Performance comparison of two commercial human whole-exome capture systems on formalin-fixed paraffin-embedded lung adenocarcinoma samples

Affiliations
Comparative Study

Performance comparison of two commercial human whole-exome capture systems on formalin-fixed paraffin-embedded lung adenocarcinoma samples

Silvia Bonfiglio et al.

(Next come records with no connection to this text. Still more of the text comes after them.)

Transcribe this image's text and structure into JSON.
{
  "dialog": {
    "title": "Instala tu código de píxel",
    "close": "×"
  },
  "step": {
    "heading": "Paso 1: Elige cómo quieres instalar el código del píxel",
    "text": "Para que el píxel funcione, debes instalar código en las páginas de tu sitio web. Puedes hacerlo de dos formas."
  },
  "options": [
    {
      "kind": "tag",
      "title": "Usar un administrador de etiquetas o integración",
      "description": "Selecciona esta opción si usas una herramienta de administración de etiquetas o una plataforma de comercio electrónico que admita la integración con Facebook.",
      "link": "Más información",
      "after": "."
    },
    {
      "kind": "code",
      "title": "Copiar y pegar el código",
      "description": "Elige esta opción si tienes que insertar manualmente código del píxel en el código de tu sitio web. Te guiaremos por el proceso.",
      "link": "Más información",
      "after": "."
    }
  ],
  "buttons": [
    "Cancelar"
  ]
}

BMC Cancer. .

Abstract

Background: Next Generation Sequencing (NGS) has become a valuable tool for molecular landscape characterization of cancer genomes, leading to a better understanding of tumor onset and progression, and opening new avenues in translational oncology. Formalin-fixed paraffin-embedded (FFPE) tissue is the method of choice for storage of clinical samples, however low quality of FFPE genomic DNA (gDNA) can limit its use for downstream applications.

Methods: To investigate the FFPE specimen suitability for NGS analysis and to establish the performance of two solution-based exome capture technologies, we compared the whole-exome sequencing (WES) data of gDNA extracted from 5 fresh frozen (FF) and 5 matched FFPE lung adenocarcinoma tissues using: SeqCap EZ Human Exome v.3.0 (Roche NimbleGen) and SureSelect XT Human All Exon v.5 (Agilent Technologies).

Results: Sequencing metrics on Illumina HiSeq were optimal for both exome systems and comparable among FFPE and FF samples, with a slight increase of PCR duplicates in FFPE, mainly in Roche NimbleGen libraries. Comparison of single nucleotide variants (SNVs) between FFPE-FF pairs reached overlapping values >90 % in both systems. Both WES showed high concordance with target re-sequencing data by Ion PGM™ in 22 lung-cancer genes, regardless the source of samples. Exon coverage of 623 cancer-related genes revealed high coverage efficiency of both kits, proposing WES as a valid alternative to target re-sequencing.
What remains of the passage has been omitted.